Allaying fears of any future secession, Miriam Coronel-Ferrer, head of the government panel that negotiated the Bangsamoro deal with the separatist Moro Islamic Liberation Front, may be right in saying that they are not establishing a federal state, only an autonomous region. Indeed, the 1987 Constitution did also establish not just one, but two, autonomous regions: one in Muslim Mindanao and another in the Cordilleras. And so, why must—it might seem to them—the proposed BBL be unconstitutional?
On the other hand, in addition to Santiago who maintained that the draft BBL could not stand legal scrutiny and might be questioned before the Supreme Court, three other resource persons—a former senator and two former Supreme Court justices—each presented their own respective litanies of grave constitutional issues facing the BBL which, they say, in intent and effect, carves an entirely new Bangsamoro region, practically equivalent to a substate, in Mindanao.
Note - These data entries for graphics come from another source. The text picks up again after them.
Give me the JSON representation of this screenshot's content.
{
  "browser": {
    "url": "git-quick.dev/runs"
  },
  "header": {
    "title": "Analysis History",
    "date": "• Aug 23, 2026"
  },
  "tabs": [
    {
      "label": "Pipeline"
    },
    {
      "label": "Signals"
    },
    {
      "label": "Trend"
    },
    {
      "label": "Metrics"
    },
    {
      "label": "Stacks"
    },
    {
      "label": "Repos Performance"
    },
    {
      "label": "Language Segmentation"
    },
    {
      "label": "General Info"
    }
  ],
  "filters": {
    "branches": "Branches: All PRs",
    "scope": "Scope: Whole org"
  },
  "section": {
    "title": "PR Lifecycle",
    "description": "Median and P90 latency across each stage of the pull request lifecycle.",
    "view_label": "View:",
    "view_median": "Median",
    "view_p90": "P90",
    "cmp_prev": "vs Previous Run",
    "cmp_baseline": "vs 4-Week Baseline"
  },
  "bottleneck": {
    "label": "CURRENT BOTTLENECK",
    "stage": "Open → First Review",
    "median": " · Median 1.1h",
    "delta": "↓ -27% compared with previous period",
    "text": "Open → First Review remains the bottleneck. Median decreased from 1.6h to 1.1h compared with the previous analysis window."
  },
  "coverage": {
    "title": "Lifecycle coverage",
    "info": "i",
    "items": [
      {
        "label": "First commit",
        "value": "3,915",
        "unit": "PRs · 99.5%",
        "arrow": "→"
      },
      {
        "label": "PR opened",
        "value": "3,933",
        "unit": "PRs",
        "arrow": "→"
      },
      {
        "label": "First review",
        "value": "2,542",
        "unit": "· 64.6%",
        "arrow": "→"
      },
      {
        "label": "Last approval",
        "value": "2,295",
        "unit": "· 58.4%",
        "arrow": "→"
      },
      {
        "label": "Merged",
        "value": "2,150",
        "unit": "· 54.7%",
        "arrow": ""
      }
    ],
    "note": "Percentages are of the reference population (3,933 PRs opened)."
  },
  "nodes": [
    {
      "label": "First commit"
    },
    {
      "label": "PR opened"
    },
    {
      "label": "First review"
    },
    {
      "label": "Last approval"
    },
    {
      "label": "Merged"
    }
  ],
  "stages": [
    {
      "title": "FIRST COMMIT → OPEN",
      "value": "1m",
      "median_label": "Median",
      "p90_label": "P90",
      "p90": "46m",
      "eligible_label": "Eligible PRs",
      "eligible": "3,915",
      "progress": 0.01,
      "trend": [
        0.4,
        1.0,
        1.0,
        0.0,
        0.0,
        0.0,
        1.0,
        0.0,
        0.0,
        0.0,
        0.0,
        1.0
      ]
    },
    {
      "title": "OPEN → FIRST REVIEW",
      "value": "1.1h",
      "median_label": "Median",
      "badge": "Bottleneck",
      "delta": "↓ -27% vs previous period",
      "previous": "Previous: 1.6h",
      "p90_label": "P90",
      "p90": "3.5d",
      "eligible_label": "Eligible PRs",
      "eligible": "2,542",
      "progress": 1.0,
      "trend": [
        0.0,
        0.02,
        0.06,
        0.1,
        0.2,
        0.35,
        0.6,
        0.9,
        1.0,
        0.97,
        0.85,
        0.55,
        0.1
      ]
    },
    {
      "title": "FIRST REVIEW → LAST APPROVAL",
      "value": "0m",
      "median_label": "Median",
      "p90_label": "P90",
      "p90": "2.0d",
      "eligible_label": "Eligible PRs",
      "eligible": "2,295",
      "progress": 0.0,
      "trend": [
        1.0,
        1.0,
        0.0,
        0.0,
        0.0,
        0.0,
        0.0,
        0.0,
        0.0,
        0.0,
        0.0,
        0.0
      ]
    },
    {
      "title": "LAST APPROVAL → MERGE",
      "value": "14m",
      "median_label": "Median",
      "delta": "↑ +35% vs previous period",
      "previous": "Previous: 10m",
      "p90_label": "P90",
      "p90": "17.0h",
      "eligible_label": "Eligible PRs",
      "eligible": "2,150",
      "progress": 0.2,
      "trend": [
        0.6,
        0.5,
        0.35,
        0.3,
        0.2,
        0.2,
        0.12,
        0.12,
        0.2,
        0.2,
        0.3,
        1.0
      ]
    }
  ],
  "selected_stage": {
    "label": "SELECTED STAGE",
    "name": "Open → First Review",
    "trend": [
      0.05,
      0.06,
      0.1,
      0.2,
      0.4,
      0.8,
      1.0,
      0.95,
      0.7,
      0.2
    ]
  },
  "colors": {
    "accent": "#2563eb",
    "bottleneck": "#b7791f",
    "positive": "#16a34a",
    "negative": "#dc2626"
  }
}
Not being a lawyer, very much less a constitutionalist, I do not wish to pass judgment on these legal issues. Let me rather present my thesis from a purely layman’s perspective.
Consider this: Even as lasting peace in Mindanao has been this country’s most futile obsession since the dawn of time, the term “autonomous regions” may well be said to have come into our political vocabulary only after the passage of the 1987 Constitution. I mean, at long last the Charter framers must have realized that only by giving autonomy to the Muslims in Southern Philippines might perhaps true peace reign in Mindanao. The related provisions clearly discussed, among others, the Autonomous Region in Muslim Mindanao’s scope and composition, condition for creation, general supervisory power of the president over the autonomous regions, the residual powers of the national government, the subsequent enactment by Congress of the corresponding organic act (equivalent to the BBL now under congressional review), and several other specific governmental functions and interrelationships between the Bangsamoro and the national government. That the ARMM did nevertheless fail to bring the desired peace in Mindanao, in turn, the reason behind the forging of the failed MOA-AD in 2008 and the now proposed BBL, certainly goes without saying. While their sole objective, peace, is definitely noble, the means employed is not! That is to say, the BBL not only intends to replace the ARMM but also substantially expands its basic scope and other parameters, and then perhaps hopes to amend the Constitution only after, not before, the desired improvements had been introduced and ratified by the people.
In a nutshell, isn’t that putting the cart before the horse? Literally and figuratively, that does not lead us to a “daang matuwid”!
Rudy L. Coronel is a former personnel-administration manager in one of the country’s major oil companies.